Upgrading to KDE 4.3.5 (and should you?)
This morning I decided to go ahead and upgrade KDE to the latest, stable release. I had grown weary of this Linux desktop because of instability issue as well as lack of compelling reasons to use it. Even so I have tried to keep as up to date as possible, in order to continue to cover this Linux desktop option.
Today's upgrade may have changed my mind all together about this particular desktop. KDE now enjoys a very similar feel it had with 3.5. It's solid, reliable, beautiful, and user-friendly. But is it enough to make you want to use it? Let's first install it and then poke around a bit.
I am running KDE on a Ubuntu 9.10 install. The upgrade for KDE 4.3.5 is very simple if you follow these steps:
Open up a terminal window.
- Issue the command sudo /etc/apt/sources.list.
- Enter your password.
- Uncomment out the line deb-src http://us.archive.ubuntu.com/ubuntu/ karmic-backports main restricted universe multiverse.
- Issue the command sudo apt-get update.
- Open up your update manager.
- Check for updates.
- Install the updates.
- Close all running applications.
- Log out of your desktop.
- Log back into, making sure you choose KDE as your desktop.
You should now be running KDE 4.3.5. You can check by opening up the Dolphin file manager and click the Help > About KDE. You should see KDE 4.3.5 as shown in Figure 1.
Once you have verified that the update was successful, play around for a bit. What is the first thing you notice? For me it was that everything seemed to really feel stable and much, much speedier. Prior to this update KDE still seemed a bit unsure of what it was going to do next and it felt sluggish, even on a fairly modern, dual-core machine. Â That seems to be a thing of the past.
What is new
What should surprise you the most is how few updates KDE 4.3.5 brought to the table. If you read the full changelog you will find 25 bugs were squashed. That's not many. So either KDE has obfuscated the rest of the bug listings or the bugs they resolved were fairly serious in nature.
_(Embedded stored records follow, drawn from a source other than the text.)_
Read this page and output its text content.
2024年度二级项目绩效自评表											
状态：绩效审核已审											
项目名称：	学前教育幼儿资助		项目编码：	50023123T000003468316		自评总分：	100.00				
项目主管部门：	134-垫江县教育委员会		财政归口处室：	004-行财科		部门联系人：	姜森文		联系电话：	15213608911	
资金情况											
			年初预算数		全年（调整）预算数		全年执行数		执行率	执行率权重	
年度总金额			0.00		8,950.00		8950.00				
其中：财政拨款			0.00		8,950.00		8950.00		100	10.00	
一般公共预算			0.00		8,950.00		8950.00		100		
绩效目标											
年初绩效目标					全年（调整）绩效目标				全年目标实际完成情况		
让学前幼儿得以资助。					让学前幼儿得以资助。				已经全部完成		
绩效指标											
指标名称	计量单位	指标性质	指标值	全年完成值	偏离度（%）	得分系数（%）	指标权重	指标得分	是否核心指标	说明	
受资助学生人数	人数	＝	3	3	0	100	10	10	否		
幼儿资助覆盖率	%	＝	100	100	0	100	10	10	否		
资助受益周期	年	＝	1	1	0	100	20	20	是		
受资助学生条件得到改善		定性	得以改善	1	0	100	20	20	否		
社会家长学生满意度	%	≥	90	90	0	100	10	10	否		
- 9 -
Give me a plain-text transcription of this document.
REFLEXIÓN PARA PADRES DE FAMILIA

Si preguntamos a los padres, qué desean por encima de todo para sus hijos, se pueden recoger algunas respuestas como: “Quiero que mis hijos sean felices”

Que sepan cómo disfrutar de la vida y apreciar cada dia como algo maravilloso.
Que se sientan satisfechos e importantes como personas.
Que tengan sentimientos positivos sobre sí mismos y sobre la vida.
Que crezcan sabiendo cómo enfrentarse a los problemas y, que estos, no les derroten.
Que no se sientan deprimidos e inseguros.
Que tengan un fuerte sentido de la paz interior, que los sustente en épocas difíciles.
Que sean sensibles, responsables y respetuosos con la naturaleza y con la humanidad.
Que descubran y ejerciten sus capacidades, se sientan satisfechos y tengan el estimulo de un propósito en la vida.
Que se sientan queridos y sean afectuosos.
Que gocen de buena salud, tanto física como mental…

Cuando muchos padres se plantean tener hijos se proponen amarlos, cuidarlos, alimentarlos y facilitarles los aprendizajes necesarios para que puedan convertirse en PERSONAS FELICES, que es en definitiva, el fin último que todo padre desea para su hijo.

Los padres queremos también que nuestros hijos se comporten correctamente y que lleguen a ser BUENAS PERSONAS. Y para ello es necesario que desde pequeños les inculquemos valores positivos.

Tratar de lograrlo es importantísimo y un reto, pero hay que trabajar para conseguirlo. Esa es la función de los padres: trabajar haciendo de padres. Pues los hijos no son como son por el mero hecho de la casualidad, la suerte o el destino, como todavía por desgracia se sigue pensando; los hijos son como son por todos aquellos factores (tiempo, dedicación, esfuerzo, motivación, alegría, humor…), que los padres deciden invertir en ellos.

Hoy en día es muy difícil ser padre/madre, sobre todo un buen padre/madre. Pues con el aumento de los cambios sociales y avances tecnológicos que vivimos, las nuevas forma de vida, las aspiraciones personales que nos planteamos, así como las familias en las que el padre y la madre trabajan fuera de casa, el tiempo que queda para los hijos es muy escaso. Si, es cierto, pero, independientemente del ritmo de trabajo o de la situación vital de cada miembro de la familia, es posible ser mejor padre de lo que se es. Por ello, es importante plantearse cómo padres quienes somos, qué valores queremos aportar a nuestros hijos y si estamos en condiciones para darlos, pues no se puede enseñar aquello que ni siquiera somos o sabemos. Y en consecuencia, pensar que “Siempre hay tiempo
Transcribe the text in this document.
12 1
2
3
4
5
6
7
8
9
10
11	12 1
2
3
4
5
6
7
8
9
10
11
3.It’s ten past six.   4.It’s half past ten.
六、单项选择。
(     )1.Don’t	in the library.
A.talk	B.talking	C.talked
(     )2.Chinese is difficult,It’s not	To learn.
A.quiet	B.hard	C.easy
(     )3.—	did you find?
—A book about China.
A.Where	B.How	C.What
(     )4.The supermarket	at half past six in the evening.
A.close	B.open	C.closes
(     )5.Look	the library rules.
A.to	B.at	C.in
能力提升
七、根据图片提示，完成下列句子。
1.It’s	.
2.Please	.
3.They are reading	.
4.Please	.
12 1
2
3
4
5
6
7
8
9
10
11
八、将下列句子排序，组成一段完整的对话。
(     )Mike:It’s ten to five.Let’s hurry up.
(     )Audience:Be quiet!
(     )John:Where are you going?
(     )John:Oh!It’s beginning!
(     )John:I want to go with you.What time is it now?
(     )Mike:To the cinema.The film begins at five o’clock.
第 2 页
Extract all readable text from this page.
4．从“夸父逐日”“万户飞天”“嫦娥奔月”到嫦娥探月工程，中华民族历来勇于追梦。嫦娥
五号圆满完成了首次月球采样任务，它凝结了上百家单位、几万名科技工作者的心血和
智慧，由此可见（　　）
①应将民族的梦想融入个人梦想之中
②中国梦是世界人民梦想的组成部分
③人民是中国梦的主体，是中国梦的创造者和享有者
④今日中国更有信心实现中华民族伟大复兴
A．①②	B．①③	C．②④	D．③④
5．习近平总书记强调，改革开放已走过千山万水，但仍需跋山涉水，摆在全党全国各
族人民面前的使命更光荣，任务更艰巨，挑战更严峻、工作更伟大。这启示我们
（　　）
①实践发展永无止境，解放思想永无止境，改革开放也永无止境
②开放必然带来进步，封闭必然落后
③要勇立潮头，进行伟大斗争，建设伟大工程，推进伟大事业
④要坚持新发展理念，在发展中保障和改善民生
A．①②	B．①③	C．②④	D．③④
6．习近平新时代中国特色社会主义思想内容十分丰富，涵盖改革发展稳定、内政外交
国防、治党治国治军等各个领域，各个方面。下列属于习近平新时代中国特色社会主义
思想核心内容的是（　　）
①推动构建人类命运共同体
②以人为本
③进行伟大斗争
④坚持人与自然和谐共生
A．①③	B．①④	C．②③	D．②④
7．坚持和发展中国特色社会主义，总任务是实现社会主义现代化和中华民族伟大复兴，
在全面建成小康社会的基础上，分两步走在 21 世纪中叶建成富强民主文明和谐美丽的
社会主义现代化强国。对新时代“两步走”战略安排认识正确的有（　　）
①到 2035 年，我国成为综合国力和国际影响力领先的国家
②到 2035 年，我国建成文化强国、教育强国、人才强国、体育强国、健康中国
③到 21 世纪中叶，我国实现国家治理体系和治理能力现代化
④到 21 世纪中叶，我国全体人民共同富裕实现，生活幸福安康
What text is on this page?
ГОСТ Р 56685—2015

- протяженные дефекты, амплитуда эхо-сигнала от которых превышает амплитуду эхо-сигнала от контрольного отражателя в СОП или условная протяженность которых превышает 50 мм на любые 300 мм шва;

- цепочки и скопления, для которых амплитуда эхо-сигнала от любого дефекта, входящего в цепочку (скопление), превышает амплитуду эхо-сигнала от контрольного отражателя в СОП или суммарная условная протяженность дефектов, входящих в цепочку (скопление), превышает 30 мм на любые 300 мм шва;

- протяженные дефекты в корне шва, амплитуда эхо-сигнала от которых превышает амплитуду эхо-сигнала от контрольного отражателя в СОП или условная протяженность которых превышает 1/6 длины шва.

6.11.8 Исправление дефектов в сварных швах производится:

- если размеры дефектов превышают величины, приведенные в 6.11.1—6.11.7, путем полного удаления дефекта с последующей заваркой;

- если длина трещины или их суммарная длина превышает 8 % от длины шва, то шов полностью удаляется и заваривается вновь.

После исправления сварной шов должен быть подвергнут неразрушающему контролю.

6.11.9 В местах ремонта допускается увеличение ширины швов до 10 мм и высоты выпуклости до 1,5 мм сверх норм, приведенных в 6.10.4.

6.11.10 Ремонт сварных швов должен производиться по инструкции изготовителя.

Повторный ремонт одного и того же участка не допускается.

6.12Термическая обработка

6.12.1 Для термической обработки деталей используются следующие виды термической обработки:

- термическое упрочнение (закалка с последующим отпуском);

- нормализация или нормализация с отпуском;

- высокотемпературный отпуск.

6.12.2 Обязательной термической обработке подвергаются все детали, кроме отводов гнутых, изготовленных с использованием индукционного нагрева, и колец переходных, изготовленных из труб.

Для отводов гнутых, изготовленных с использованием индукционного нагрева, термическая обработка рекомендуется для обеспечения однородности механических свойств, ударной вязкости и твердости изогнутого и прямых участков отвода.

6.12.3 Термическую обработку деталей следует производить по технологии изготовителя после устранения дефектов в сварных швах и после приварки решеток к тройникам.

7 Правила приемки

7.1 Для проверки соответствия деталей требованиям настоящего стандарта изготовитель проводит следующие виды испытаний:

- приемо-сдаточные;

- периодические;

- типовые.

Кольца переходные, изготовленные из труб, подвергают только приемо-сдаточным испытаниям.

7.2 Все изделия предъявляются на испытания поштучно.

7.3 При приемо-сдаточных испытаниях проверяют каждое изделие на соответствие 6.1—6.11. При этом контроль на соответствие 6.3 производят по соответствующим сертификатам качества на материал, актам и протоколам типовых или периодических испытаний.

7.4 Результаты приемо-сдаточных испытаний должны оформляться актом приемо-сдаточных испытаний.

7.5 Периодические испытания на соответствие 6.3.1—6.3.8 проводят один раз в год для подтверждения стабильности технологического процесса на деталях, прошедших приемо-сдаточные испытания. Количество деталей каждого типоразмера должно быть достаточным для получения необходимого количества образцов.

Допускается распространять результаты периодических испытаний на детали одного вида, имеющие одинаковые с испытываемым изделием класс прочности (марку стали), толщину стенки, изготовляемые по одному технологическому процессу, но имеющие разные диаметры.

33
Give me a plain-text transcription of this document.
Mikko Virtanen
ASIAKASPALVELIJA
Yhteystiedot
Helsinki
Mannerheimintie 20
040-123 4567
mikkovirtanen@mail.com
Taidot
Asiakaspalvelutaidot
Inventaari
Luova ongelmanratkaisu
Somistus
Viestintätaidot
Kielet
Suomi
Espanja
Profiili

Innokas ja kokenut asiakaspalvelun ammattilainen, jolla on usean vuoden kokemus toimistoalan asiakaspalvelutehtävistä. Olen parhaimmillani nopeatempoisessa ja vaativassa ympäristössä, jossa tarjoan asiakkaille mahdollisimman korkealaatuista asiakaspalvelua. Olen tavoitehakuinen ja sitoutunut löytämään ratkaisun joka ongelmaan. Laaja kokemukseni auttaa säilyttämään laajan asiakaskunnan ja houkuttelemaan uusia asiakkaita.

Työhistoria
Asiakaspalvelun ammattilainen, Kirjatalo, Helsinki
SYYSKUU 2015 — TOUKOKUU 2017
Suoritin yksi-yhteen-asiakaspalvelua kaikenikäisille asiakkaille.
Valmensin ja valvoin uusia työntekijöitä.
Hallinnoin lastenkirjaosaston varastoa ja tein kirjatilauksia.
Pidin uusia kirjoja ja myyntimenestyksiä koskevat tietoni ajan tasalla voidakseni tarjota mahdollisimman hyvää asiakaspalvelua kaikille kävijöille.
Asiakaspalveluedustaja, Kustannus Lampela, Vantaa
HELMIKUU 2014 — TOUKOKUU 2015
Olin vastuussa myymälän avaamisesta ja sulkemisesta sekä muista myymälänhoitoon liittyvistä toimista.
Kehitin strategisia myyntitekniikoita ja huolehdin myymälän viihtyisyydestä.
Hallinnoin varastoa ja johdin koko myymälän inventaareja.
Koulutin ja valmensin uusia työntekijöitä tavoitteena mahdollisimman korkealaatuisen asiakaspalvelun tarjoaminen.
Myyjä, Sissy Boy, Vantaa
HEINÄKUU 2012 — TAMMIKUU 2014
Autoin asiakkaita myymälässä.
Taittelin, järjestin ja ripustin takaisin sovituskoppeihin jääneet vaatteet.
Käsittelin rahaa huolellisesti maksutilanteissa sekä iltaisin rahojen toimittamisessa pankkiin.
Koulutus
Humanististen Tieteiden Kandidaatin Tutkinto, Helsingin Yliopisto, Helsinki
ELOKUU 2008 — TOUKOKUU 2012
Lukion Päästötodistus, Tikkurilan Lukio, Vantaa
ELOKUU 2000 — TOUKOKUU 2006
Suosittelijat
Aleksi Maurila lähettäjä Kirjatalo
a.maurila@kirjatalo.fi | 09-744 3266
It also seems the Compiz support is getting better and better with each release. Although Compiz is not nearly as fully realized in KDE as it is in GNOME, it is getting to the point where KDE and Compiz play well together.
Should you use it?
Without a doubt, if you are a KDE user, Â this is a must-have update. If you are running any version of KDE 4 earlier than 4.3.5 you owe it to yourself to upgrade. And if you're not currently a KDE users, now is a good time to give this desktop a try. Why? With the latest release of KDE comes a desktop that might well win you over from GNOME or any other desktop.
And if you're unsure, give Figure 2 a look and see what you are missing. What you see here is the coverflow-like application switcher default in KDE 4.3.5.
What does the future hold?
The most exciting prospect of KDE 4.4 is the social desktop and the netbook Plasma. The social desktop will bring your social network to widgets on your Plasma desktop. And the netbook Plasma will offer a much more modern desktop to those adorable little mini-laptops.
I think you’re a bit late on this one… 4.3.5 was released some time ago, the latest stable release is 4.4.
no thank you. i don’t like widgets.
I’m going to be terribly childish, but if, as me, you happen to like Image#2 (kde_coverflow) background, a very close similar wallpaper is here : http://hardsoftgeek.com.ar/wordpress/wp-content/uploads/2009/02/kde-air-1920×1200.jpg
I just love it :)
yes, 4.4 is out. i was a bit behind with KDE and wanted to do the upgrade step by step. i am now upgrading to 4.4 and will report on that as well.
KDE 4.4 offers some serious technical changes – as a software consumer, I’m *very* interested in its technologies, but I’m not willing to upgrade to it until it’s supported by my distribution. Specifically, I’m not sure if installing KDE 4.4 will be a seamless transition for the database underlying its desktop search and email technologies.